JTA launches online archive dating back to 1923
Published May 11, 2011
JTA unveiled on May 3 a new, free digital news archive with 250,000 JTA articles from 1923 to the present, available at http://archive.jta.org.
The archive is the only collection of English-language reporting covering the Jewish world in the 20th century available online. Until now, those interested in Jewish reporting over the last century or so had to find libraries that housed the yellowing tearsheets of Jewish news dispatches.
“There is no American Jewish source with this reach,” says historian Jonathan Sarna, the Brandeis University professor who oversaw the JTA archive project. Sarna is also a JTA board member. “The archive has the potential to spark an interest in the past that will transform the future.”
JTA was founded in 1917 to be a voice of and for the Jewish people at a time when news of what was happening to the Jews of Europe and Russia was hard to come by.

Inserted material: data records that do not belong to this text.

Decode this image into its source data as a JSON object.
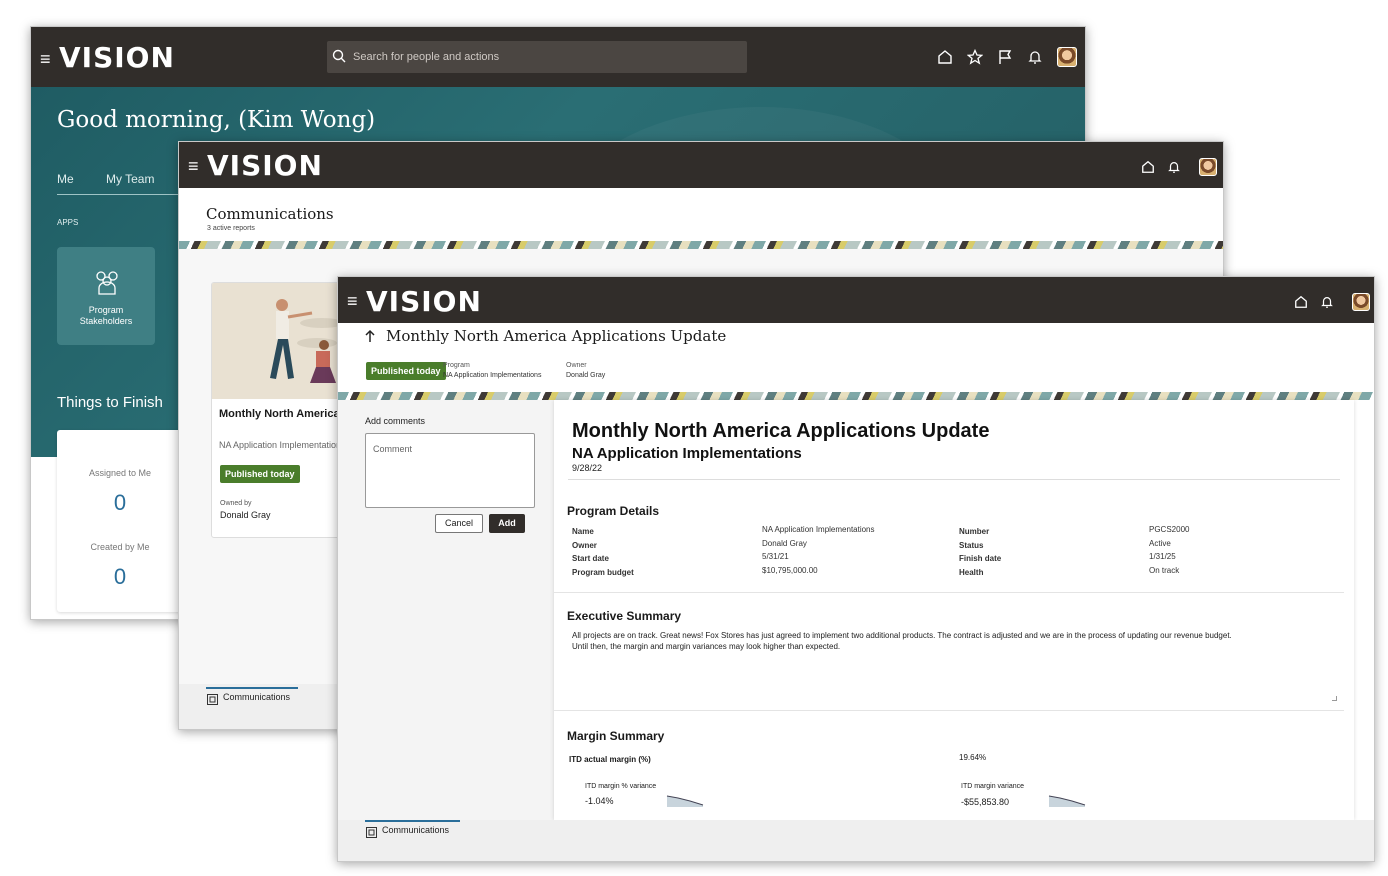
{
  "app": {
    "logo": "VISION"
  },
  "win1": {
    "search_placeholder": "Search for people and actions",
    "greeting": "Good morning, (Kim Wong)",
    "tabs": [
      "Me",
      "My Team"
    ],
    "apps_label": "APPS",
    "app_tile_label": "Program Stakeholders",
    "things_title": "Things to Finish",
    "assigned_label": "Assigned to Me",
    "assigned_count": "0",
    "created_label": "Created by Me",
    "created_count": "0"
  },
  "win2": {
    "page_title": "Communications",
    "subtitle": "3 active reports",
    "card": {
      "title": "Monthly North America Applications Update",
      "program": "NA Application Implementations",
      "badge": "Published today",
      "owned_by_label": "Owned by",
      "owner": "Donald Gray"
    },
    "footer_tab": "Communications"
  },
  "win3": {
    "header_title": "Monthly North America Applications Update",
    "badge": "Published today",
    "program_label": "Program",
    "program_value": "NA Application Implementations",
    "owner_label": "Owner",
    "owner_value": "Donald Gray",
    "comments": {
      "title": "Add comments",
      "placeholder": "Comment",
      "cancel": "Cancel",
      "add": "Add"
    },
    "report": {
      "title": "Monthly North America Applications Update",
      "subtitle": "NA Application Implementations",
      "date": "9/28/22",
      "details_heading": "Program Details",
      "details_left": [
        {
          "label": "Name",
          "value": "NA Application Implementations"
        },
        {
          "label": "Owner",
          "value": "Donald Gray"
        },
        {
          "label": "Start date",
          "value": "5/31/21"
        },
        {
          "label": "Program budget",
          "value": "$10,795,000.00"
        }
      ],
      "details_right": [
        {
          "label": "Number",
          "value": "PGCS2000"
        },
        {
          "label": "Status",
          "value": "Active"
        },
        {
          "label": "Finish date",
          "value": "1/31/25"
        },
        {
          "label": "Health",
          "value": "On track"
        }
      ],
      "exec_heading": "Executive Summary",
      "exec_text_1": "All projects are on track. Great news! Fox Stores has just agreed to implement two additional products. The contract is adjusted and we are in the process of updating our revenue budget.",
      "exec_text_2": "Until then, the margin and margin variances may look higher than expected.",
      "margin_heading": "Margin Summary",
      "itd_label": "ITD actual margin (%)",
      "itd_value": "19.64%",
      "pct_var_label": "ITD margin % variance",
      "pct_var_value": "-1.04%",
      "var_label": "ITD margin variance",
      "var_value": "-$55,853.80"
    },
    "footer_tab": "Communications"
  }
}
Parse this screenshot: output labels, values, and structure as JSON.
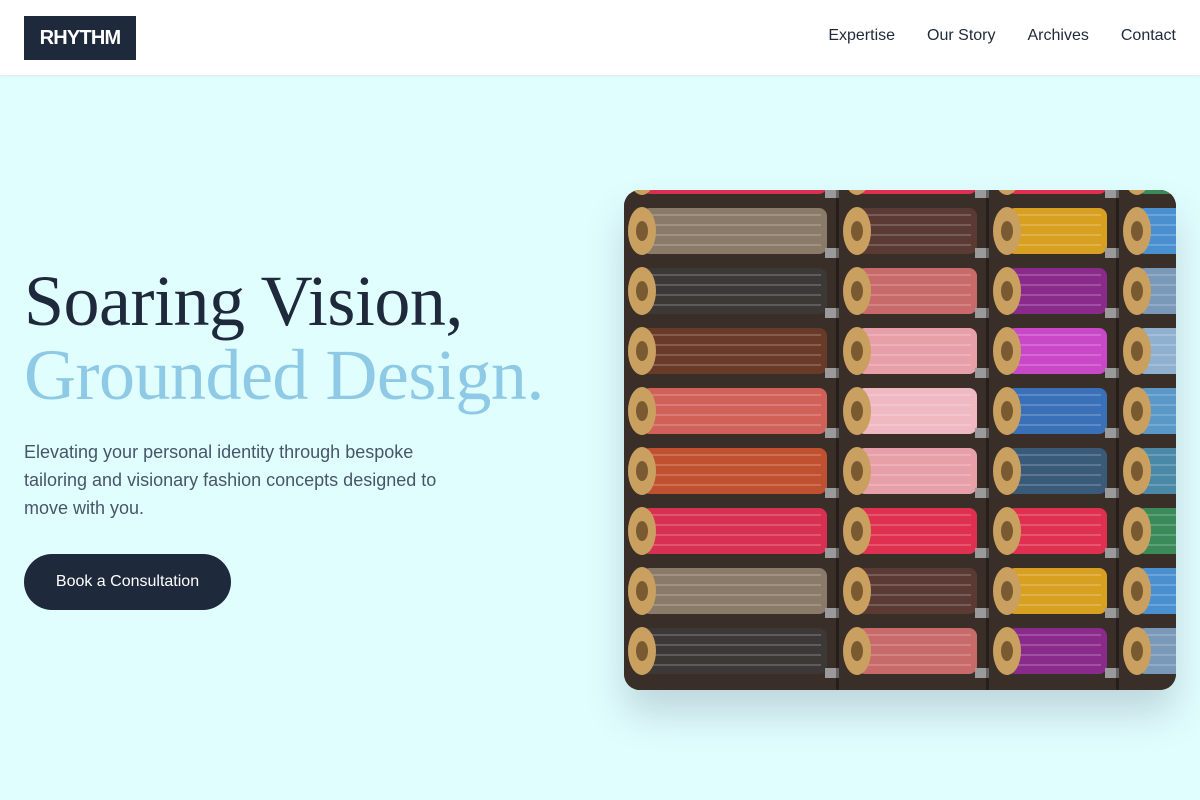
{
  "header": {
    "logo": "RHYTHM",
    "nav": [
      "Expertise",
      "Our Story",
      "Archives",
      "Contact"
    ]
  },
  "hero": {
    "title_line1": "Soaring Vision,",
    "title_line2": "Grounded Design.",
    "subtitle": "Elevating your personal identity through bespoke tailoring and visionary fashion concepts designed to move with you.",
    "cta_label": "Book a Consultation",
    "image": {
      "subject": "thread-spools-photo",
      "columns": [
        [
          "#8a7a68",
          "#3c3836",
          "#6a3a28",
          "#d06058",
          "#c05030",
          "#d83050"
        ],
        [
          "#5a3a32",
          "#c86a6a",
          "#e8a0a8",
          "#f0b8c0",
          "#e8a0a8",
          "#e03050"
        ],
        [
          "#d8a020",
          "#8a2a8a",
          "#c848c8",
          "#3a70b8",
          "#3a5a7a",
          "#e03050"
        ],
        [
          "#4a90d0",
          "#7a98b8",
          "#90b0d0",
          "#5a98c8",
          "#4a88a8",
          "#3a8a5a"
        ]
      ]
    }
  },
  "colors": {
    "background": "#e1feff",
    "dark": "#1e293b",
    "accent": "#8ecae6",
    "body_text": "#475569"
  }
}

JTA remains a leading source for news of Jewish interest and concern, providing content to about 80 newspapers and publications around the world, including the St. Louis Jewish Light.
“For anybody who wants to see how Jewish history has meaning and implications for us today, we need the JTA historical archive,” said Steven M. Cohen, director of the Berman Jewish Policy Archive at New York University’s Wagner School of Public Service. “It opens up a whole world of the past.”